Between now and 2017, Downtown Houston is going to see some massive changes on all fronts. Along with new office towers and a slew of new residential projects, the city is also rolling out a plan to build a healthy retail core in downtown. Here’s the full press release, directly from the Mayor’s Office…
“Retail Task Force Releases Final Report
Goal to add destination national and regional retailers over a 3 year timeframe
(Reporters may contact Angie Bertinot at the Downtown District Friday to arrange interviews and obtain copies of the report.)
The panel Mayor Parker created in January 2013 to develop recommendations for increasing shopping options in Downtown Houston has released its final report. The plan presented by the Downtown Retail Task Force envisions Dallas Street serving as the commercial spine of a downtown shopping district that would extend from Milam to La Branch.
“Increasing the amount and quality of downtown shopping will enhance the economic vitality of the entire city,” said Mayor Annise Parker. “This report details how we can build a healthy, vibrant mixed-use downtown shopping district. Coordination between my office, the Downtown District and Downtown Redevelopment Authority will be crucial to achieve the vision.”
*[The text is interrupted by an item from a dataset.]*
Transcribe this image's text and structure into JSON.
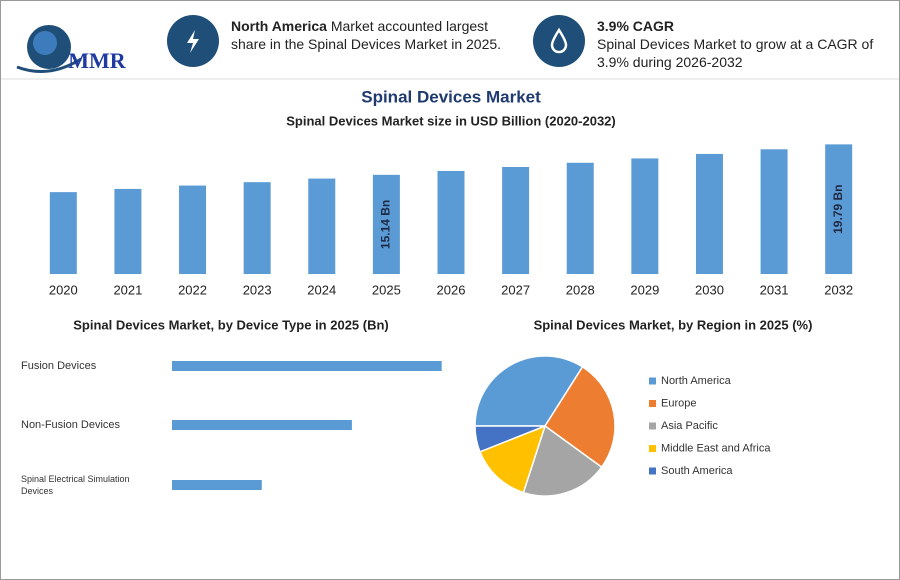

Dallas Street was selected because of its proximity to the dense office population in the southwest quadrant of downtown and to residential growth areas to the south and east. It is also near the George R. Brown Convention Center, seven existing hotels, two new hotels in development, Minute Maid Park, Toyota Center, Discovery Green and public transportation, all of which can help support increased retail shopping options.
Dallas and adjacent streets Main and San Jacinto also already have the only concentration of existing downtown street level shopping at The Shops at Houston Center and GreenStreet, formerly known as The Pavilions. Both properties are critical components of an expanded shopping district and have potential to add more soft goods, restaurant and entertainment-focused retail to their projects.
Although it will be a challenge to convert/develop existing properties along Dallas into retail space, the task force believes that this area has the highest amount of potential leasable retail space in the downtown market—approximately 325,000 square feet of retail space has been identified.
“Density, critical mass and co-tenancy are essential in creating a successful retail environment,” said Downtown Retail Task Force Chair Fred Griffin, Chairman of Griffin Partners. “The task force, supported by past studies and the potential for concentration of shopping activity, determined that efforts be focused on transforming Dallas into a pedestrian-oriented retail street by improving the streetscape and providing financial assistance to property owners to attract retailers. We expect improvements to building facades, in order to enhance retailing, will also be needed.”
The task force’s report details twelve recommendations as a path forward to ensure the evolution of shopping in Downtown:
1. As a major urban center, Downtown Houston should have a premier shopping district that adds to the character and reputation of the city and helps attract residents, visitors and employers.
2. Develop a unique, commercially viable setting for a premier shopping district on Dallas Street between Milam and LaBranch with connections to adjacent retail activity on Main, San Jacinto and Austin.
3. Provide a public realm within the shopping district that is supportive of a premier retail setting which will attract national, regional and local retailers and shopper that will support them.
4. Secure commitments from enough property owners to participate in coordinated development, management, leasing and promotion of the shopping district to ensure critical mass of shopping.
5. Provide incentives to help develop the shopping district, attract the right retail tenants and in the end, pay for themselves.
6. Designate or create an entity to coordinate planning, design, leasing, promotion, programming and management of the shopping district.
7. Attract anchor retailers to enhance the urban lifestyle mix.
8. Provide convenient parking, transit and pedestrian access to ensure high levels of shopper traffic.
9. Designate portals connecting the shopping district to the tunnel system.
10. Develop brand awareness of the shopping district.
11. Attract additional residential and hotel development in or adjacent to the shopping district to increase the pedestrian traffic and street life in the area and increase the attractiveness of Downtown as a destination.
12. Advance development of the shopping district by the 2016 NCAA Final Four and 2017 Super Bowl LI.”
Here’s the link to the full report.
I think this is a big step to help transfigure Downtown. The neighborhood is a highly under-utilized resource for Houstonians, who mostly visit downtown for work, government business or special events (games, concerts, etc.). But along with increasing overall retail for the area, hopefully planners will remember to incorporate tourist centered retail. As Houston works to increase the Convention business, it becomes critical to have more options for people staying in all of these new downtown hotels. Things like gift shops and tourist information booths (to point people to other nearby attractions) in close proximity to the Convention district shouldn’t be left out of the plan.
I drew up a quick map to pinpoint the areas being discussed. It’s good to see a comprehensive plan for Downtown retail, and I’m glad the city and downtown district have started the process.